For the year, profits rose more than 50 percent to $445.6 million.
“This was the 10th straight year of record profits, and we think ‘09 will continue that trend,” said Chief Executive Officer Ronald E. Hermance Jr. in an interview.
Hudson City is thriving while many banks, including such titans as Citigroup and Bank of America Corp., flounder. Citi lost $8.29 billion and BOA $1.79 billion in the fourth quarter. Both banks slashed their dividends to a penny a share.
The New Jersey lender, on the other hand, increased its quarterly dividend to 14 cents from 13 cents.
“We think it’s a good sign to put out there, and we would not be doing it if we didn’t see future earnings growth,” Hermance said.
The bank is enjoying the fruit of its relatively low overhead costs and long-adhered-to policy of avoiding subprime and other risky loans, lending only to those with verifiably good credit and collateral, said Theodore Kovaleff, president of banking consultant Informed Sources Service Group.
“I look at them as an area of serenity amidst a major maelstrom,” said Kovaleff, who owns Hudson City shares.
Hudson City is a jumbo mortgage specialist with 127 branches in the northern New Jersey, Long Island and Western Connecticut suburbs. Although the real estate market remains poor, the bank has benefited from the demise of competitors such as Long Island-based American Home Mortgage and the scant availability of wholesale funding for loan brokers.
Hudson City, which raised $3.9 billion in a 2005 stock offering, remains very well capitalized compared to its peers, said analyst Matthew Kelley of Sterne Agee & Leach Inc.
And the bank’s above-average rates on certificates of deposit have allowed it to rake in high-end consumer deposits, Kovaleff said.
Lending was boosted in recent months by lower interest rates, bringing a surge in refinancings of loans that were made by competitors.

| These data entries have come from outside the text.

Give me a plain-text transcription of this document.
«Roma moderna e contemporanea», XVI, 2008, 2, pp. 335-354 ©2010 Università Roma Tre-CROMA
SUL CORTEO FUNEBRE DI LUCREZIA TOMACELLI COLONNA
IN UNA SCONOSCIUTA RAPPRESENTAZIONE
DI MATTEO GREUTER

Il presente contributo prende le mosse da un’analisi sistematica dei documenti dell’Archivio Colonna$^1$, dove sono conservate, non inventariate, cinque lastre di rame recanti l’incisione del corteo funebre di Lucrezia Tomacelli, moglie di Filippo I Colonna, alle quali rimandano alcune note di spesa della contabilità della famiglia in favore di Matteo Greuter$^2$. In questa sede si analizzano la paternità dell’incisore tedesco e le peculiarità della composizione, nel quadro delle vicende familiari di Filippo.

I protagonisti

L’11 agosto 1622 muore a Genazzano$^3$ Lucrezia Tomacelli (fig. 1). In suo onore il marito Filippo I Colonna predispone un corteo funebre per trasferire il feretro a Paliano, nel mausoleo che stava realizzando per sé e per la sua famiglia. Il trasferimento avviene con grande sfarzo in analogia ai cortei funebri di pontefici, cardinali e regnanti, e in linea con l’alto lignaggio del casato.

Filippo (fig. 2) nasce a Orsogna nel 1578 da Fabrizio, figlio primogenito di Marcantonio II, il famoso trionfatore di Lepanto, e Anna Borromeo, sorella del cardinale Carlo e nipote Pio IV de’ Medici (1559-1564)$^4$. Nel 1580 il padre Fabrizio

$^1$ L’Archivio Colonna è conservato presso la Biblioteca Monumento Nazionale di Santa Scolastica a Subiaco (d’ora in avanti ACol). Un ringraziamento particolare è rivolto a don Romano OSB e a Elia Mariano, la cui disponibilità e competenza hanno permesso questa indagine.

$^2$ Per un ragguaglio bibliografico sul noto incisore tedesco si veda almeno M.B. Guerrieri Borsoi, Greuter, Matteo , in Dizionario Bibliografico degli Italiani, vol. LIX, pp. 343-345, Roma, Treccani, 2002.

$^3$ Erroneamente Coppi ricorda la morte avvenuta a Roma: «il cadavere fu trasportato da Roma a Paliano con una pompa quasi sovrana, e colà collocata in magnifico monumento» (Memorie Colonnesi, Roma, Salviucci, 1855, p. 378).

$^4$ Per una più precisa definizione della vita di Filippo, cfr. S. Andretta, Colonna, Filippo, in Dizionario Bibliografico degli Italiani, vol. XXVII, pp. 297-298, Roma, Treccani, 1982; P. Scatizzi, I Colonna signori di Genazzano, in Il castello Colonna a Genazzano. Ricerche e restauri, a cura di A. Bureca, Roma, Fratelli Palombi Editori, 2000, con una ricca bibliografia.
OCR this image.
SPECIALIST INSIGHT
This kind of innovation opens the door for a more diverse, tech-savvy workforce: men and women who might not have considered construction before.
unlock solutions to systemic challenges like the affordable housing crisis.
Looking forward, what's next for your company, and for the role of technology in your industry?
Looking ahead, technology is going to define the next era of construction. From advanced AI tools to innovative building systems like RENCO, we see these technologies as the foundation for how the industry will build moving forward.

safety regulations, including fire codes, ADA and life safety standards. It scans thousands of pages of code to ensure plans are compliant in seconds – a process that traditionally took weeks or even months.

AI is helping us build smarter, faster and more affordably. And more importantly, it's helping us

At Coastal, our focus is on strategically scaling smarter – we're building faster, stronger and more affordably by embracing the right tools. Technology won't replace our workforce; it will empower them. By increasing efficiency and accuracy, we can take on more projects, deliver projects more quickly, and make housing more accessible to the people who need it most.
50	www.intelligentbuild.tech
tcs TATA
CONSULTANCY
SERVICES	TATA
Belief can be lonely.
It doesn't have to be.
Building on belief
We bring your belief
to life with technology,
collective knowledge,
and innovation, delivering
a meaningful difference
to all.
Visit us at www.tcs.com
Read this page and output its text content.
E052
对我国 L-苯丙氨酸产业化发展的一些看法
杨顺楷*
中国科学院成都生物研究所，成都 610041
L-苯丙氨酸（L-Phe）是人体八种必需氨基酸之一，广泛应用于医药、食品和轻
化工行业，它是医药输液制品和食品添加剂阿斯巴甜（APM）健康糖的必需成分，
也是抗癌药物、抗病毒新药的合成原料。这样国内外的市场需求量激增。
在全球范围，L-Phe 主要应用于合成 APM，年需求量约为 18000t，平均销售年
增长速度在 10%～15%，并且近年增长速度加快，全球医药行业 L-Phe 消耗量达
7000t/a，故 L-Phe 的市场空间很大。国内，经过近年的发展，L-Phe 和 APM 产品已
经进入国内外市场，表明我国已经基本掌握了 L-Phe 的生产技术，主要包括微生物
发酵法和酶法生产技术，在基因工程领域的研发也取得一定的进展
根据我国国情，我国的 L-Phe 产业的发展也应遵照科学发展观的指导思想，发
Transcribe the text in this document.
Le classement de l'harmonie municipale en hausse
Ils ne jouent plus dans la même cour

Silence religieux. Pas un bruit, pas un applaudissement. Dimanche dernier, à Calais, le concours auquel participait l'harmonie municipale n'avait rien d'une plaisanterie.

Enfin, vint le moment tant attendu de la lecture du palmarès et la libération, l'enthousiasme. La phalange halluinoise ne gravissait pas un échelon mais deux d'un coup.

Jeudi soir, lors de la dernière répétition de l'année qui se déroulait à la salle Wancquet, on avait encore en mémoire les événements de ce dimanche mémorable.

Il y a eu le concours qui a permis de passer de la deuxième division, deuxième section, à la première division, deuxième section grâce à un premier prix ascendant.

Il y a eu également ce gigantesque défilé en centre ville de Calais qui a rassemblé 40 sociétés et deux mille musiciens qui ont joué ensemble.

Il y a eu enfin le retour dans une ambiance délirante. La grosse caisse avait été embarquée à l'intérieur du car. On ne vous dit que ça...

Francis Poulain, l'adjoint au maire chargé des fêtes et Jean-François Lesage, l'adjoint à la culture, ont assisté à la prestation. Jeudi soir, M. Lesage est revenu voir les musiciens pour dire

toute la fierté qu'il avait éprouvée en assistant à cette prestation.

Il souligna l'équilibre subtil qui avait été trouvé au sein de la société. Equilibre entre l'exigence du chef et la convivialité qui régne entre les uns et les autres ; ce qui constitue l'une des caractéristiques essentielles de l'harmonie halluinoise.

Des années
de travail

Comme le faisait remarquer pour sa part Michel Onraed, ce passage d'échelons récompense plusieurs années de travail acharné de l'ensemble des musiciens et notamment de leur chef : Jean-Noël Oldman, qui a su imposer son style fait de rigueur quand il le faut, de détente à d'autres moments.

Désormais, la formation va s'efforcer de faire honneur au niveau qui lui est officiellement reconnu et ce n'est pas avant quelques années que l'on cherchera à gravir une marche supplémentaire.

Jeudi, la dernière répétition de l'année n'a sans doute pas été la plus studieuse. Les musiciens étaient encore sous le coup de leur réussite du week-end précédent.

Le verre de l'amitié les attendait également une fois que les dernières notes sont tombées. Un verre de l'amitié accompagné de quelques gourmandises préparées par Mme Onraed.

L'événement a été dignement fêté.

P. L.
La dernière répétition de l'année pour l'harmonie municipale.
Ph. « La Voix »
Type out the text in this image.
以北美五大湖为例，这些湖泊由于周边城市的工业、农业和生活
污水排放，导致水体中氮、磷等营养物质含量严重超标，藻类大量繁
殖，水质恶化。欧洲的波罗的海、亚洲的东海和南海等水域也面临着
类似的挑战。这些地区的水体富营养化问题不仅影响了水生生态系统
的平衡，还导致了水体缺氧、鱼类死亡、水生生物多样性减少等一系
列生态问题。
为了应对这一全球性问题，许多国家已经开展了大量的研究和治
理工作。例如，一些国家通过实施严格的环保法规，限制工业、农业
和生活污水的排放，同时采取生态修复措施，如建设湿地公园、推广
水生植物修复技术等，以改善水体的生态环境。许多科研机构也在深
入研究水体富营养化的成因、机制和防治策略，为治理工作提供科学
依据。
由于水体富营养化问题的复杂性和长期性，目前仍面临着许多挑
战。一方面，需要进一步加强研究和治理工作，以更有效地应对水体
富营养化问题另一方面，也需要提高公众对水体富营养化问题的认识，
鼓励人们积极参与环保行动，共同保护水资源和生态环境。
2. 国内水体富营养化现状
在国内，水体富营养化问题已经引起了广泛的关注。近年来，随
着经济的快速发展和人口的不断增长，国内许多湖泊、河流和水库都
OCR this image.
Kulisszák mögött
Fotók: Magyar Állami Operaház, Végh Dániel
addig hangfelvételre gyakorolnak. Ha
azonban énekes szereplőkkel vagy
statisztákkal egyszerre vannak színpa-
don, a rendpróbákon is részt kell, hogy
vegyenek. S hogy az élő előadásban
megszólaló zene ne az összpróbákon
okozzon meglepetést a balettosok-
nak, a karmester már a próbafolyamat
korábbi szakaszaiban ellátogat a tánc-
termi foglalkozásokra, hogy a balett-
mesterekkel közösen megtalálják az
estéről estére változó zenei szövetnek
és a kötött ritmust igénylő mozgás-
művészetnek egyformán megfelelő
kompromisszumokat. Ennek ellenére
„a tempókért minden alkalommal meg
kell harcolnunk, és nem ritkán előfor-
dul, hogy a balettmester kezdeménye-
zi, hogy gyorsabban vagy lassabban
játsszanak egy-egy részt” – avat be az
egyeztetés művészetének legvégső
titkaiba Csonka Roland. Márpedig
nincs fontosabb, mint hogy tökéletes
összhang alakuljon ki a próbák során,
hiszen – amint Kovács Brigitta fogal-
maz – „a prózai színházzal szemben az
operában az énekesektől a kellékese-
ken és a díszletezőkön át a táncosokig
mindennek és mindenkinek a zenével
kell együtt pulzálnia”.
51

The bank has also benefited from a flight of consumer deposits — a comparatively low-cost source of funding for loans — from equity markets and from banks with besmirched reputations.
Meanwhile, Hudson City’s national, Internet-based deposit-gathering program has brought in more than $50 million since being quietly launched in November.
Hudson City has not been immune from the housing market woes.
It added $9 million to its reserve against future possible loan losses in the fourth quarter, up from a $2 million provision in the year-earlier period. Loans with payments 90 days or more past due increased to $217.6 million from $79.4 million, year-over-year.
“When [Hudson City] is forced to foreclose the losses are quite modest,” Kelley said, adding that the bank’s portfolio of securities investments “is the cleanest of the banks we cover in the Northeast.”
The coming year is going to be more challenging, he said.
“They are not going to grow loans quite as fast and the [profit] spread has compressed over the last couple of weeks,” he said.
“But I continue to believe Hudson City will outperform on earnings and on stock performance.”
Now, it remains to be seen if Hudson City will be able to weather the storm. They are, like most banks, also highly leveraged and we have no idea what assets they really have on their balance sheet. But at least they haven’t been begging for taxpayer money over the past year. Depositors are rewarding them with their trust and their deposit money.
Performance ultimately prevails in a free market. It can’t, however, stand out so long as the government subsidizes one failure after another.